TARİHİN bilinen
çağlarından itibaren görülmektedir ki, insan daima gökyüzüne bakmış ve
ardındaki gizemi bilmek istemiştir. Hududunu anlayamadığı zamanlarda ise ona
ilâhî anlamlar yüklemiş ve gökten gelen her türlü doğa olayına saygı
göstermiştir. Böylece gökyüzü, uçsuz bucaksız maviliğinin derinliğine doğru
insanı çeken yapısıyla daima hayranlık uyandırmıştır.
İnsan
için uzakta olanın ilgi çekiciliği ve arzulanan oluşu da gökyüzünün gizemli
tarihi kadar eskiye dayanmaktadır. Etrafımızdan çokça duyduğumuz birçok söz, hayâllerimizi
ve hedeflerimizi yüksek tutmamız gerektiğini vurgulamaktadır.
“Dalga
yükseldiği zaman gemi de yükselir” anlayışı zihnimize hâkim olmuştur. Kurulmuş
yüksek hayâller gerçekleştirildiği anda büyük mutluluklar getirdiği gibi
ulaşılamadıkları anda da büyük üzüntüler getirebilmektedirler. Toplumun kendini
merkeze alması ile de en büyük yanılgı bu uğurda insanlara yüklenen hırsın yine
insanlara zarar verecek olmasıdır.
Ulaşılamaz
hayâller koymak, aslında mutluluğun ulaşıldığı anda kaybolan hazzını da tetikleyen
unsurdur. İnsanlar çoğu zaman ulaşamadıkları hayâllerinden, önlerine sunulmayan
fırsatlardan ve hayatın onlara eşit davranmadığından bahsetmektedirler.
Mutsuzluğun
kendi seçimlerinin tezahürü olduğunu genellikle kabul etmek istemezler.

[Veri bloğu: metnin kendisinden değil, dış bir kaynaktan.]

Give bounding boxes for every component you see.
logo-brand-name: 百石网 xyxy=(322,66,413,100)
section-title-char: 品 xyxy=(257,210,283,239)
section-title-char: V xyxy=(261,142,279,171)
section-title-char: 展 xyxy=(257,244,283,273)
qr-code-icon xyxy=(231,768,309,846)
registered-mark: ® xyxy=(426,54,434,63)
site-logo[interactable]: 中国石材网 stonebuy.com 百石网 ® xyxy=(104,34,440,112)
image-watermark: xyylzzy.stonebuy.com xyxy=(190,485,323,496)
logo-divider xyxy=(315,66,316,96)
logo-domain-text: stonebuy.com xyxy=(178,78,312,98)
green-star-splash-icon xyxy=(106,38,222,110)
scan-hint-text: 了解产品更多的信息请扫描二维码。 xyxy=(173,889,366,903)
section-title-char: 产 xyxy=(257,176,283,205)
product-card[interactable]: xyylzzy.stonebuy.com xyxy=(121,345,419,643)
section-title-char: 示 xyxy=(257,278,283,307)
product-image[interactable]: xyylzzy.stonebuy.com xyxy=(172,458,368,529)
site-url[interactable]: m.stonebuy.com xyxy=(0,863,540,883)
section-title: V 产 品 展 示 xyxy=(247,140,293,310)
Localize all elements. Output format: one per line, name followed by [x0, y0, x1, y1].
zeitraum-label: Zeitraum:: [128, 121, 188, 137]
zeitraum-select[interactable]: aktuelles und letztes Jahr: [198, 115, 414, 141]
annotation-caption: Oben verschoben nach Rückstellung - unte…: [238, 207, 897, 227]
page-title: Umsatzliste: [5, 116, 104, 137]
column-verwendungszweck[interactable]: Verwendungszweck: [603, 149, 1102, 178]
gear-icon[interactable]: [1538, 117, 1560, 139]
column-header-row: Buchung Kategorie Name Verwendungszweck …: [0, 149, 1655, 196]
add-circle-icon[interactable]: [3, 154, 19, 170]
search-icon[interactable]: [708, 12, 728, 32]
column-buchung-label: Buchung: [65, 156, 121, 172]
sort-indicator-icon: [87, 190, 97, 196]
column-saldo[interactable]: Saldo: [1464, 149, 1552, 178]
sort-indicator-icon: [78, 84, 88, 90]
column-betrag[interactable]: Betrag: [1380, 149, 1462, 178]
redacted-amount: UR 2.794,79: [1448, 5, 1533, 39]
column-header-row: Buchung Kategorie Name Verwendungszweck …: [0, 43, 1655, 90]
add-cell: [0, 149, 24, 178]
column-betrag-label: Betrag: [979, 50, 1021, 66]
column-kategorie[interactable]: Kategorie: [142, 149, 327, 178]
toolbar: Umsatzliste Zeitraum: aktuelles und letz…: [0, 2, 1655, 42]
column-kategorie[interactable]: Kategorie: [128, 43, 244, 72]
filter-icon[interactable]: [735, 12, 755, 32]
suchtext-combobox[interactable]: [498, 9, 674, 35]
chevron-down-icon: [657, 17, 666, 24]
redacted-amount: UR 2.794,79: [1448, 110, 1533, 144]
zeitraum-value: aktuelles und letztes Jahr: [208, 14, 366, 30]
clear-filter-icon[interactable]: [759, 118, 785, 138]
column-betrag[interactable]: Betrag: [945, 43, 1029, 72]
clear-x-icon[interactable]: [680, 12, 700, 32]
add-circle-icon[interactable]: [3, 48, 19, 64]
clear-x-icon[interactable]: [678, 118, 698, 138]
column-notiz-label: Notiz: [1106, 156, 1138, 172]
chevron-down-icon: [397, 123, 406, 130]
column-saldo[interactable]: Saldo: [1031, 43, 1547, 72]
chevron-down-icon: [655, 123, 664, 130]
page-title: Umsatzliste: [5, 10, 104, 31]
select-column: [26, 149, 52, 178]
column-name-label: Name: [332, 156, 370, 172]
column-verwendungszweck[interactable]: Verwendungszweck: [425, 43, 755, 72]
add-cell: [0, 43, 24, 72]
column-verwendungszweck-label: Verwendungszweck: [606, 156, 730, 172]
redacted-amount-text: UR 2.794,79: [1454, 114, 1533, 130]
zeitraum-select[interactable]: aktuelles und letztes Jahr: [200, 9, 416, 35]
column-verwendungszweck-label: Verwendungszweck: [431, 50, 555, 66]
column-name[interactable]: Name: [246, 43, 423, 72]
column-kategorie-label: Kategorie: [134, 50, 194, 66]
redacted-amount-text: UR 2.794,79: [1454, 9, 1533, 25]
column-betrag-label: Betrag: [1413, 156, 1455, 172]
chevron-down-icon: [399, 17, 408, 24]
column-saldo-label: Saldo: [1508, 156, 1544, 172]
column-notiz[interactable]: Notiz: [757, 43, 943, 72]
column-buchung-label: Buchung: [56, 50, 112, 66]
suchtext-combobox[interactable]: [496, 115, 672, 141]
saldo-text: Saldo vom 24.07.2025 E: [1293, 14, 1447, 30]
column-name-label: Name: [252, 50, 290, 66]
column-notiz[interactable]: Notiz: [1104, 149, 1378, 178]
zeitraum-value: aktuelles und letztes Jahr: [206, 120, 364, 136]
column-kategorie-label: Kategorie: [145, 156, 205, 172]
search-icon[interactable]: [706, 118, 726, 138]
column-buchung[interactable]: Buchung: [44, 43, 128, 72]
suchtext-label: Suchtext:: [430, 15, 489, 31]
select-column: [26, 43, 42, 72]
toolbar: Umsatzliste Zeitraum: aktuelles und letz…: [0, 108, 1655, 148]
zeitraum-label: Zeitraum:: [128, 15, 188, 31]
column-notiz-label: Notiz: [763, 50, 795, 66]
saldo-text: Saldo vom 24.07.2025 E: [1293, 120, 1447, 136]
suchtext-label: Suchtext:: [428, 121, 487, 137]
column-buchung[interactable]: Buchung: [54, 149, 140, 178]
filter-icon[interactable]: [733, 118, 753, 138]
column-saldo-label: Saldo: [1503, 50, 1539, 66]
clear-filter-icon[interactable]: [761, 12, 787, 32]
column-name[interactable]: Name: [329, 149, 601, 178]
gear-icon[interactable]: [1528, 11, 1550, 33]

Edinilen şeyler gibi edinilemeyen şeyler de bizim tercihlerimizin birer ürünü
oldukları gibi, kaderimizin de rücû etmesidir. Nitekim, “Onu seçen irade bizim
mi, yoksa onu seçeceğimizin bilgisinde olanın mı?” tartışmalarından sonra insan,
varlığına verdiği anlamı yeniden değerlendirmeye başlamıştır.
“Ben”
duygusu kimliğimizi bürümekle yetinmeyip ona sahip olma iştiyakı ile bizleri bu
arzunun hırsına mağlûp hâle getirmiştir. Atların bile bütün yarış boyunca aynı
tempoda koşması mümkün değilken, insandan beklenense daima potansiyelinin
üzerine çıkmasıdır. Her şeyin mekanikleşmesi, insanın duygu dünyasını
köreltmesini ve makineleşmesini zorunlu kılmaktadır. Hayatımızın online
sistemler üzerine kurulu olduğu bu teknoloji çağında maruz kalınan propagandalar
da çok cezbedicidir.
Oturduğumuz
yerden bilmem kaç bin lira kazanmak üzerine kurulu söylemler bir kenara dursun,
yakamıza yapışılarak yaptırılmak istenen alışverişler her geçen gün
artmaktadır. Reklâm sektörü hayatımızın büyük bir kısmını işgal etmekle
kalmayıp tadımızı kaçıracak kadar ısrarcı söylemleri ile bezdirici bir hâl
almıştır. “Emeksiz yemek olmaz” diyen atalarımızdan dakikalar içinde kazanılan
paraların yine dakikalar içinde kaybedildiği bu sanal çağa geldiğimizde artık
ne para eski paradır, ne de emek eski emektir.
İnsanların
kolayca elde ettikleri şeyleri kolayca kaybedebildiği böylesi inişli çıkışlı
hayatların olduğu bir ortamda peki bunu tercih etmeyenlerin yeri neresi
olacaktır? İlginçtir ki, bunu kendi tercihleri olarak nitelendirseler de,
onlara da biçilmiş yeni roller vardır.
“Hayat” denilen oyunda insanlara çıkacak basamakları sunanlar, onlara şah, vezir, at ve piyon gibi roller belirledikleri gibi, bu rollerin altını da dolduracaklardır. Her hamlenin plânlı oynandığı bir satranç oyununda elbette sonu bilen, daima oynayanlardır. Oyunun taşlarına düşen ise, daima yönlendirilen hamleyi yapmak ve zamanı geldiğinde oyundan çıkmak olacaktır.